完全発酵の紅茶を使用したミルクティーやカフェオレではなく、高級台湾茶を使用。イートインの場合はグラスを使用していて、高級路線を貫いています。当初のブランド戦略から「競合をスターバックス」とおいていたことも有名ですね。
【春水堂以前】
・プロダクト:紅茶(完全発酵茶)のミルクティーが大半
・拠点:秋葉原
・ポジション:手軽な飲み物≒フードコートの世界観
・価格:350円
【春水堂以後】
・プロダクト:台湾茶(半発酵茶)
・拠点:代官山
・ポジション:ちょっと気分が上がるドリンク/ライバル
・価格:450円
「どこでも飲めるミルクティー×もちもち食感のタピオカ」から、
「珍しい台湾茶のミルクティー×もちもち食感のタピオカ」ということで、ドリンク自体へのニュース性も急上昇。第一次はスイーツのトッピングとして、第二次はカジュアルなフードコートで飲むようなドリンクとして流行ったタピオカは、春水堂との出合いによって、第三次に通じる高価格帯ドリンクにポジショニング変更がされたのかもしれません。
この春水堂が広げたタピオカドリンクの日本市場を、ゴンチャやジアレイなどの資本力のあるブランドが日本に上陸し、タピオカドリンクを同時多発的に露出させ、市場を拡大していきました。ターゲットは「スタバ好きのコーヒー嫌い層」と整理し、出店、商品、コミュニケーション戦略を尖らせていくことで、タピオカドリンクの熱狂的ファン層を創出することに成功していきます。
タピオカは「行列による宣伝」を現代にアップデートした
タピオカに限らず、チョコミントでもかき氷でも、熱狂的なファンがブームの核となっていくのは変わりませんが、タピオカの場合はその熱狂者が雪だるま構造で拡大していったのが面白いです。ましてや食品ブームが短命化する時代において、タピオカは3年ぐらいのスパンでブームが持続していた要因は、出店や風味などの「微調整の最適化」では突破できないレベル感なのかもしれません。
タピオカの熱狂的ファンが増大しブームが持続している背景として長期化した要因として考えているのは「行列プロモーションの成功」だと考えています。
旧来から存在するマーケティング手法の「行列」ですが、SNSが発達した現代はより価値が高くなっていると私は考えています。

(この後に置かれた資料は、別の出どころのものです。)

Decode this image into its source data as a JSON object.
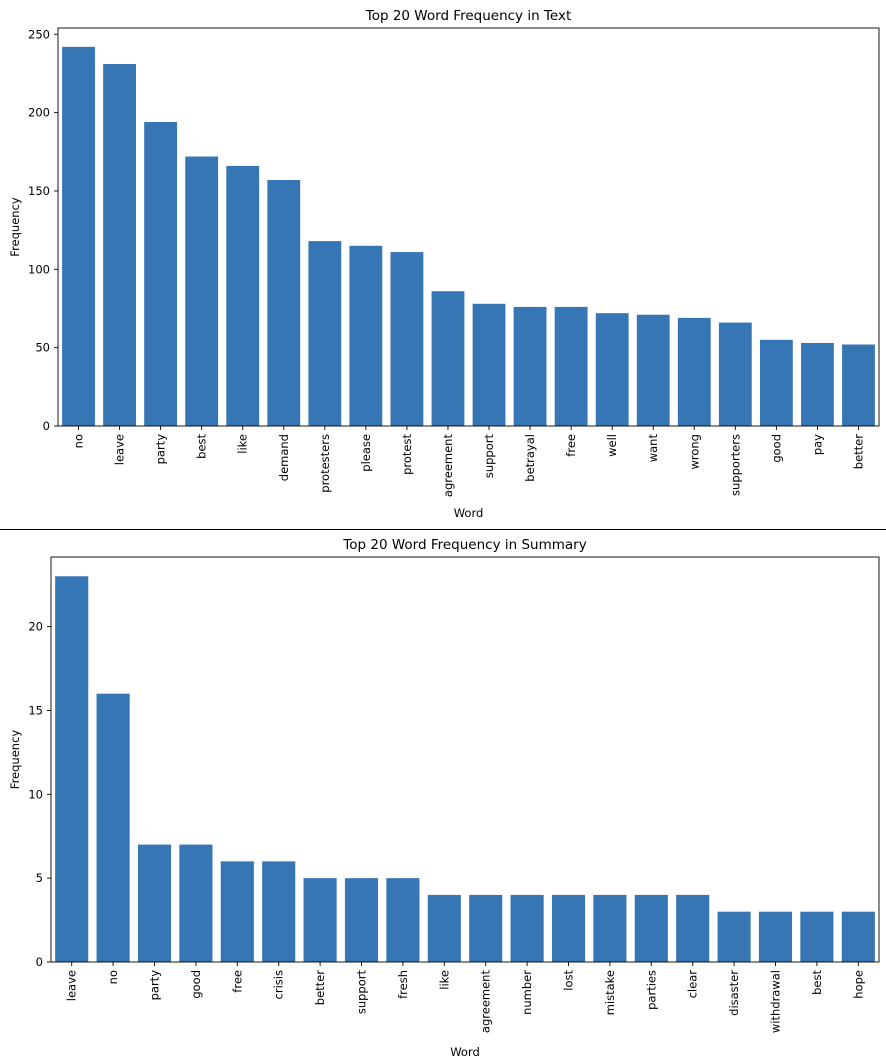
{
  "chart_data": [
    {
      "type": "bar",
      "title": "Top 20 Word Frequency in Text",
      "xlabel": "Word",
      "ylabel": "Frequency",
      "ylim": [
        0,
        254
      ],
      "yticks": [
        0,
        50,
        100,
        150,
        200,
        250
      ],
      "grid": false,
      "color": "#3776b4",
      "categories": [
        "no",
        "leave",
        "party",
        "best",
        "like",
        "demand",
        "protesters",
        "please",
        "protest",
        "agreement",
        "support",
        "betrayal",
        "free",
        "well",
        "want",
        "wrong",
        "supporters",
        "good",
        "pay",
        "better"
      ],
      "values": [
        242,
        231,
        194,
        172,
        166,
        157,
        118,
        115,
        111,
        86,
        78,
        76,
        76,
        72,
        71,
        69,
        66,
        55,
        53,
        52
      ]
    },
    {
      "type": "bar",
      "title": "Top 20 Word Frequency in Summary",
      "xlabel": "Word",
      "ylabel": "Frequency",
      "ylim": [
        0,
        24.15
      ],
      "yticks": [
        0,
        5,
        10,
        15,
        20
      ],
      "grid": false,
      "color": "#3776b4",
      "categories": [
        "leave",
        "no",
        "party",
        "good",
        "free",
        "crisis",
        "better",
        "support",
        "fresh",
        "like",
        "agreement",
        "number",
        "lost",
        "mistake",
        "parties",
        "clear",
        "disaster",
        "withdrawal",
        "best",
        "hope"
      ],
      "values": [
        23,
        16,
        7,
        7,
        6,
        6,
        5,
        5,
        5,
        4,
        4,
        4,
        4,
        4,
        4,
        4,
        3,
        3,
        3,
        3
      ]
    }
  ]
}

行列ほど、最良の宣伝手法はないでしょう。
何事もスマートに合理的に購買できる時代において、行列は異常な光景でこれまでよりずっと意味をもつ。「なんでも手に入る時代に、並んでまで買いたいものってなに?」という希少性によって、プロダクト自体の価値をもっと高めることに貢献できるのかもしれません。
「タピオカ」は、現代の消費行動を知る最良のサンプルである
タピオカは、「ブーム短命化」の流れにおいて突出したブームの成功事例と言えるでしょう。
モノを買わない今の時代に「心を動かす」文脈作りを知るには良いサンプルです。
どんなに美味しくても、ターゲットの文脈にマッチしないと購買は生まれません。「タピオカを飲む」ことから獲得できる価値の再整理、届ける場所、価格、メッセージなどの最適化によって、この大きなトレンドが誕生したのではないでしょうか。
同時にここからが勝負とも言えます。新規参入しすぎたマーケットにおいてどのように生き残るのか。2020年も「タピオカ」は継続して、注目していこうと思います。